Dalla metà del '400 alla fine del '500
l'organizzazione delle feste
carnevalesche era demandata alle
Compagnie della Calza, associazioni di
giovani patrizi contrassegnate da calze
divise a quartieri di diversi colori.
Carnevale significava rappresentazioni
nei teatri, nei palazzi, nei caffè e nei
ridotti, ma soprattutto era un clima di
festa diffusa in cui popolari e nobili
in maschera si mescolavano a ballerini e
ciarlatani, a venditori di balsami e di
mele cotte, a comici dell'arte e
incantatori di serpenti. In questo clima
di festa la maschera rappresentava
l'unica possibilità, in una società in
cui esistevano barriere sociali, di
essere considerati tutti uguali.

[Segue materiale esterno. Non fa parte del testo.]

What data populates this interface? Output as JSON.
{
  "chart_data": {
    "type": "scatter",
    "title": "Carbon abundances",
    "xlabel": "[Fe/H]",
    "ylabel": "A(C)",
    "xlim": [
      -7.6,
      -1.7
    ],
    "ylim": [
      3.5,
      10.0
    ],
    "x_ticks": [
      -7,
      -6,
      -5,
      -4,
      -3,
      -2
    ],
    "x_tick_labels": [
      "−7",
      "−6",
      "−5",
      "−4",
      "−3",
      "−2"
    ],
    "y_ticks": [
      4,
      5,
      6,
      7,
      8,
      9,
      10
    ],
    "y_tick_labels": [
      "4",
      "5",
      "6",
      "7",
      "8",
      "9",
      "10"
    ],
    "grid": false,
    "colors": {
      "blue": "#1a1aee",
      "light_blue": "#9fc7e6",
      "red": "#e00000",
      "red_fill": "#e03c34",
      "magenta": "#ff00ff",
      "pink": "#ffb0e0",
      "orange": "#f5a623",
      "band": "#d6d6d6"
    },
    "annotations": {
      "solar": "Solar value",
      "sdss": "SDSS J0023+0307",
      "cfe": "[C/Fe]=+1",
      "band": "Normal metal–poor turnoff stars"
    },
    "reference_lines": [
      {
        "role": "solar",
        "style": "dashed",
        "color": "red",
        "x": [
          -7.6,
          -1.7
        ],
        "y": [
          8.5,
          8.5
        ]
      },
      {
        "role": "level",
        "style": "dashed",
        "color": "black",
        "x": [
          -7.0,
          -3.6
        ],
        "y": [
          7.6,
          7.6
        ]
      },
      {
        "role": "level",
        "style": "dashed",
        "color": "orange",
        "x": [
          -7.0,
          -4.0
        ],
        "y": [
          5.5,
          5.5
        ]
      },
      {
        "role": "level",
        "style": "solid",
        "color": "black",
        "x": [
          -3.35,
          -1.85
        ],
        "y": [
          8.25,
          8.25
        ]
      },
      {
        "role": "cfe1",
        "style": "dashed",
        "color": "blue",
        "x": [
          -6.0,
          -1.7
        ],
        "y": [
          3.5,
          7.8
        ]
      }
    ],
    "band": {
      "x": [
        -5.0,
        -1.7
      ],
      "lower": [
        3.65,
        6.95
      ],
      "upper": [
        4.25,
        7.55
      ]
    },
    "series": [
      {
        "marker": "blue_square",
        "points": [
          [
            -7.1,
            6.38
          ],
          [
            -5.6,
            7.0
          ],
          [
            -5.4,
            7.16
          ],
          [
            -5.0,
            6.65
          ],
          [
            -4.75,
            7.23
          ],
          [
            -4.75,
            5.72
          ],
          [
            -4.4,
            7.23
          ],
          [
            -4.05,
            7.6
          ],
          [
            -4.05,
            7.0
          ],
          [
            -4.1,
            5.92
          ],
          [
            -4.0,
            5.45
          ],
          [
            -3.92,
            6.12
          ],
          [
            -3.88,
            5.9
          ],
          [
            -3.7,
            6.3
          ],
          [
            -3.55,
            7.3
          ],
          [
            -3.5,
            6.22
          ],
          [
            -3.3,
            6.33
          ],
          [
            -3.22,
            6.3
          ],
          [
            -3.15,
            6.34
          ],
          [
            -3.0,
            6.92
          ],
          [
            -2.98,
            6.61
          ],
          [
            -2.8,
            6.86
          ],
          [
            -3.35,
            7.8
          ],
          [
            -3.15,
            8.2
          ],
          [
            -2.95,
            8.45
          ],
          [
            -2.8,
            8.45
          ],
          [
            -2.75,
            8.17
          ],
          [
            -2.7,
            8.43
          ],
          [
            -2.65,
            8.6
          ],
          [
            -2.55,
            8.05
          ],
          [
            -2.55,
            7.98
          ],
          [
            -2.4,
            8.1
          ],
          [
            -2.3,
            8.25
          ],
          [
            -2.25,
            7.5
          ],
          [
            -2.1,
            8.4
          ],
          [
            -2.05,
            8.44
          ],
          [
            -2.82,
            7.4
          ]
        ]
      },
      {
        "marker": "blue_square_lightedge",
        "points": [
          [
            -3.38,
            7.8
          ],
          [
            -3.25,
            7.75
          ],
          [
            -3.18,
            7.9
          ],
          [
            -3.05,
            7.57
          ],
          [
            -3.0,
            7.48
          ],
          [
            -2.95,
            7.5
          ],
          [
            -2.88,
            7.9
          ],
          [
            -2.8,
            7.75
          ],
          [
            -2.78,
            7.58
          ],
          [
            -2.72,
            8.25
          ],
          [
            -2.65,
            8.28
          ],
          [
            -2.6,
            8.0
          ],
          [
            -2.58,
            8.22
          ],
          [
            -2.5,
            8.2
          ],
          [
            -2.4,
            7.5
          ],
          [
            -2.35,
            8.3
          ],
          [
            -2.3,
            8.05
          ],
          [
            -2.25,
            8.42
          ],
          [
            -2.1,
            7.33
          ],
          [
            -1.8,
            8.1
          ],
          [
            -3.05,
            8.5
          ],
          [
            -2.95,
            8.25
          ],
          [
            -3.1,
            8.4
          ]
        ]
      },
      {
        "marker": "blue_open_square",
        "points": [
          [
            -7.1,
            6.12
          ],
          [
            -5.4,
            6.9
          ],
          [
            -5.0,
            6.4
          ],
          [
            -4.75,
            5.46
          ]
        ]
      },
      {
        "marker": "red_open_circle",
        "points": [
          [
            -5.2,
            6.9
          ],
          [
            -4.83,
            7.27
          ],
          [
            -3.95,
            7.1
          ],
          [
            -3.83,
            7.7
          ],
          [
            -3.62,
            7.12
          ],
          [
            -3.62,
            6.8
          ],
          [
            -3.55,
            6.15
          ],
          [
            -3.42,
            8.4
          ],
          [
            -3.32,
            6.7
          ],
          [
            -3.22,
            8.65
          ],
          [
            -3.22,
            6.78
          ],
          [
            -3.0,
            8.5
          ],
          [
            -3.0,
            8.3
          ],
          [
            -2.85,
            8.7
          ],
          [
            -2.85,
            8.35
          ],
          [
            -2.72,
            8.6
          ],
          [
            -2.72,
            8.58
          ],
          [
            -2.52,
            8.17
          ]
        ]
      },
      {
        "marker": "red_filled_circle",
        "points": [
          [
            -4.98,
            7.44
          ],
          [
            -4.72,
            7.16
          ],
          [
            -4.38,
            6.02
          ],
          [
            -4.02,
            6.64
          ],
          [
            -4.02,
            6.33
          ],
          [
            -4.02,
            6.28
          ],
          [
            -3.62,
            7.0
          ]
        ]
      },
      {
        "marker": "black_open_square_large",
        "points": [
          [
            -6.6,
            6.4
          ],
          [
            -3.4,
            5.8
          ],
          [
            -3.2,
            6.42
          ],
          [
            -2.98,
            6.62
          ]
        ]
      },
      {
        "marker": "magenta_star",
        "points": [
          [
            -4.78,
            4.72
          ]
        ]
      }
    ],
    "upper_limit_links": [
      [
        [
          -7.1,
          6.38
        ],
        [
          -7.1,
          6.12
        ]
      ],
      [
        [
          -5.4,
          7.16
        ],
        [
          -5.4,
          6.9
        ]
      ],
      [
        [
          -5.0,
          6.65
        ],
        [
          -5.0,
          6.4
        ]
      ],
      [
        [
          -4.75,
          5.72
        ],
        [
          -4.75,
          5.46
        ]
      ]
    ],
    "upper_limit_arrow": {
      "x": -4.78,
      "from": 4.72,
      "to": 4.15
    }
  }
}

Il
travestimento più usuale a Venezia nel
Settecento fu la bauta che consisteva
nella larva (maschera inizialmente di
color nero, poi bianca di tela cerata),
nella bauta propriamente detta di merlo
e velo, nel tricorno (cappello nero a
tre punte) e nel tabarro nero (mantello
di seta o lana). Indossavano queste
maschere per diventare delle persone
anonime che potevano disperdersi per la
città e frequentare degli ambienti che
generalmente non erano del loro ceto e
poter confondersi e mescolarsi fra di
loro. Aveva delle caratteristiche che
permetteva loro di bere e mangiare senza
mai doversi togliere la maschera.
Numerosi erano i riti e le cerimonie
inizialmente di derivazione pagana che
si trasformarono poi nella celebrazione
della potenza e della grandezza della
Serenissima. Nella Macchina dei Fuochi
si identificava la guerra, nelle Forze
d'Ercole la destrezza dei veneziani
nell'espugnare le mura di Aquileia, nel
Ballo della Moresca la battaglia, nel
Taglio della testa al toro la giustizia,
nel Volo dell'Angelo la pace.
Nel 1979 alcune associazioni cittadine
hanno ridato vita ad una tradizione
ormai abbandonata sostenute
dall'entusiasmo e dalla partecipazione
della città. Da allora, prima
l'Amministrazione Comunale poi il
Comitato del Consorzio per il Carnevale,
organizzano e promuovono le
manifestazioni carnevalesche che si
svolgono a Venezia e nella Terraferma
nei dieci giorni antecedenti il
Mercoledì delle Ceneri.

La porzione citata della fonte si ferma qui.